At the Confluence of Beauty and Craft. A Review of Sandra Marchetti's début collection (Sundress Publications, 2015).

I have rarely met a poet who could write with the same painstaking skill with which a Dutch Master painted in the 16th century. No wonder Sandra Marchetti feels a particular disposition for the painting chosen as a cover art of her début collection Confluence (Sundress Publications, 2015). It is a detail a from Still Life with Flowers and Fruit from Jan Van Huysum, but it encapsulate a whole world much like Marchetti's often brief and yet skillfully crafted poems. Her vivid pen is like a brush filling the canvas-page by degrees with a tender palette of pastel and yellows, with birds, «drops of dew, insects, petals.» As the poet claims in her poem "Saints," this is precisely what the Dutch were good at, but it is truly what she herself does best, adding every detail with skill, filtering nature through the convex mirror of her writing, revealing her presence like a myse en abyme. We find, in fact, the very hand that writes, the very hand that "paints," within the poems: «I glaze you,» Marchetti says in "Sur l'herbe," perhaps my favorite poem in this collection. The object of her attention goes through the alchemical change that the poet-painter considers necessary: «Like Manet, / I strain each stroke / of cup and nape / to show I can / then muddle you / towards the boughs to sway / in wilderness already named» (Marchetti, 14). We literally see the poetical power at work, transforming objects and people into words, into art. With Impressionistic flair Marchetti invites us all to her poetical banquet, indeed a déjeuner (luncheon), feeding us with her colors, images and lines, leaving us gleefully replete.

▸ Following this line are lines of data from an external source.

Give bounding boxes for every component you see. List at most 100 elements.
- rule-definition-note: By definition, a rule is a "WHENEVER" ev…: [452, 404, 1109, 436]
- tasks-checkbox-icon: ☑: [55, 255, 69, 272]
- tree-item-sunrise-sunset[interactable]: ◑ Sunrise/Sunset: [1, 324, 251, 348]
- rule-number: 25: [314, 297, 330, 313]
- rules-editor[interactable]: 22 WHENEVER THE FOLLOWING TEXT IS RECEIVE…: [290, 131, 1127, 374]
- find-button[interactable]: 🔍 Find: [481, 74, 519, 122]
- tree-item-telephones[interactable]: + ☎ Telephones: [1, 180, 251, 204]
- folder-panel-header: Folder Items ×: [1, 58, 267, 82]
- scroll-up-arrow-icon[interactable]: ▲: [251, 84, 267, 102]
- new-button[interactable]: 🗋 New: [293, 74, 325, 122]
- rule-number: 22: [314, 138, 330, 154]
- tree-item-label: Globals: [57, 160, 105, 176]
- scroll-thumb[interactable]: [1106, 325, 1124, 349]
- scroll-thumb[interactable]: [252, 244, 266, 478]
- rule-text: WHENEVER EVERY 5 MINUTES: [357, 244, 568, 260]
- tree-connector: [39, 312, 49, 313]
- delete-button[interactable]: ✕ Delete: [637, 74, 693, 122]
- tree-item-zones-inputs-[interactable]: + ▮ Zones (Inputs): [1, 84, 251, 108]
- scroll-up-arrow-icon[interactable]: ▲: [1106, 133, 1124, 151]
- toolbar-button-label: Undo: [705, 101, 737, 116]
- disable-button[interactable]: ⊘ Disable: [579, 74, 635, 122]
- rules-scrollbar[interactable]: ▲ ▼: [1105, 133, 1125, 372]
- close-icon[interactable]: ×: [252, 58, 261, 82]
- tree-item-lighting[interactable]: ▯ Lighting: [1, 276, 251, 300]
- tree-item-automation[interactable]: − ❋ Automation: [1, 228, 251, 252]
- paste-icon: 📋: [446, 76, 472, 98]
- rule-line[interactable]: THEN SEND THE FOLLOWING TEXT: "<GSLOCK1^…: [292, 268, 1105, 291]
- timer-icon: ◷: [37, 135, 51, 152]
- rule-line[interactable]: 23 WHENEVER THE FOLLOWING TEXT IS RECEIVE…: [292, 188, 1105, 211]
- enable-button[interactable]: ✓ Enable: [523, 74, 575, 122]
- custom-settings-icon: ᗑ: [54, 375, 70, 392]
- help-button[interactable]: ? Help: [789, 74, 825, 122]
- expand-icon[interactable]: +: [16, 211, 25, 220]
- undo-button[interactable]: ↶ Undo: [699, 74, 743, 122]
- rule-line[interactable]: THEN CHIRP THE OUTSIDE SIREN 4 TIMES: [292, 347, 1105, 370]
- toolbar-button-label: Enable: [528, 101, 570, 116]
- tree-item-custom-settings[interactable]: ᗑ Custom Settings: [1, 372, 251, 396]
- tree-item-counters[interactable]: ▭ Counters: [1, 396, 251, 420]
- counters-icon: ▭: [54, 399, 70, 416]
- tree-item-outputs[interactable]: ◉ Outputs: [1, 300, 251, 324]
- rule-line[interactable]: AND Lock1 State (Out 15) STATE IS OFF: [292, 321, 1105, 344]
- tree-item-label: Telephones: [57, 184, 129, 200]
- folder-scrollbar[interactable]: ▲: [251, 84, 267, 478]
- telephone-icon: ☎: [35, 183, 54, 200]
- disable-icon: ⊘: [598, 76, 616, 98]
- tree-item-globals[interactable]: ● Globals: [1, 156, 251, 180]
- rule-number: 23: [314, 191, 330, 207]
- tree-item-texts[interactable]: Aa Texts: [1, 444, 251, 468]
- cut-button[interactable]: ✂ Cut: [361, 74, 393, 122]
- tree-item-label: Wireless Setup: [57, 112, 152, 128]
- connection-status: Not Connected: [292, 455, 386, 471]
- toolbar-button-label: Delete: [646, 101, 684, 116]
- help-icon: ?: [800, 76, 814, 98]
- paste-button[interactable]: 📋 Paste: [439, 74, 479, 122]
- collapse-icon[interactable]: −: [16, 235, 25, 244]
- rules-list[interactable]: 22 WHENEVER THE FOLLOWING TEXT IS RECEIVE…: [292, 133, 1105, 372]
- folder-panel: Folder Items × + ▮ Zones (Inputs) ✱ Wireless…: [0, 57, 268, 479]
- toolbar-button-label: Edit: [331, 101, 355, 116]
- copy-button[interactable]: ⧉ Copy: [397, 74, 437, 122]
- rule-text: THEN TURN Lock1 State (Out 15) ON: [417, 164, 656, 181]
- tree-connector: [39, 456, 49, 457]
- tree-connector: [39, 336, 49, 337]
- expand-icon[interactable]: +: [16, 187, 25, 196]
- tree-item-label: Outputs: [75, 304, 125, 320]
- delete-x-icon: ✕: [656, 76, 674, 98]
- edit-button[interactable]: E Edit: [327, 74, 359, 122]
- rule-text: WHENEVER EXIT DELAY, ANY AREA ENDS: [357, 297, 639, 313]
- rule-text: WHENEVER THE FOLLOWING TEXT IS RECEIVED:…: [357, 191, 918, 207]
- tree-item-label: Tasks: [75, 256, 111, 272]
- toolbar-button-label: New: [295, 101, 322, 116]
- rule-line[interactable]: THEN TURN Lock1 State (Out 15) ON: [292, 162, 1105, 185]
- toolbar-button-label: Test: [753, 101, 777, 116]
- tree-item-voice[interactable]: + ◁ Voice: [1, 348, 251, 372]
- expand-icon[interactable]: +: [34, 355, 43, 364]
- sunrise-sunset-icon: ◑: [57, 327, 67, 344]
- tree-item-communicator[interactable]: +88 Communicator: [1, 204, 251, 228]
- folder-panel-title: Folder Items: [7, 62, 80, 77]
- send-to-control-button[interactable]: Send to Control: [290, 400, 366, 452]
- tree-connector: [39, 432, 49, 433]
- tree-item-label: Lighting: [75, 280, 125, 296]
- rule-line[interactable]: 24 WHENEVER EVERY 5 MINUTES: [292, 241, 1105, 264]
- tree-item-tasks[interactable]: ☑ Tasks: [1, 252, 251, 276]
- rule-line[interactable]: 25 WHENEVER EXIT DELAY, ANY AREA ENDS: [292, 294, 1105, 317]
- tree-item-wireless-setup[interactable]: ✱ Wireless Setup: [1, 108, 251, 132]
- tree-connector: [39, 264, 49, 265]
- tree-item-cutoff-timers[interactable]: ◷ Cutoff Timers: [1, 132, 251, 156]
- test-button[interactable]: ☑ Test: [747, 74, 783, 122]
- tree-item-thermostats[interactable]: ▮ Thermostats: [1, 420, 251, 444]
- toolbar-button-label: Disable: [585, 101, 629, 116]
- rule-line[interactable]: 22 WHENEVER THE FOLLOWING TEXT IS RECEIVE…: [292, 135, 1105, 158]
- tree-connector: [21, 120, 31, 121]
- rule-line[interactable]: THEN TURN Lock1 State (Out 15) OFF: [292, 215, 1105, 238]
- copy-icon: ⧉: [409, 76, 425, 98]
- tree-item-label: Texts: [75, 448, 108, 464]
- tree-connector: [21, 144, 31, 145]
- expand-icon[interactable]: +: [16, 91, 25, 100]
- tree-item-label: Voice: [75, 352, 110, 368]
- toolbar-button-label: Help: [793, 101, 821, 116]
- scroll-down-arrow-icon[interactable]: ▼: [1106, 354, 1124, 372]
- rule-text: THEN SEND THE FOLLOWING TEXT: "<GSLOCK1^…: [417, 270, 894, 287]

The poetry in Confluence demands visibility, because poems like artworks require an audience, participating spectators, willing to experience the incandescent act of creation. We see river rise, we follow zephyrs, we ride along banks, we wade words to meet «forested skies,» we plunge like geese dissecting the ether. Our senses heightened by the symmetry of alliterations. I felt I had to pause at times so as to allow landscapes and stanzas to envelop me, and finally head towards that confluence of two rivers where Marchetti leads us with such amazing grace, there to meet and acquaint myself with so much flowing Beauty and Craft.

The author cites Elizabeth Bishop and Octavio Paz, and I see reminiscences of Emily Dickinson and Robert Frost in her work, but here we have a poet striving to be her own self, writing poetry to her own terms, speaking to us with her own unique and distinct voice. I suggest wholeheartedly you buy a copy of this collection and get caught in Marchetti's tender coils. Confluence is such a stunner!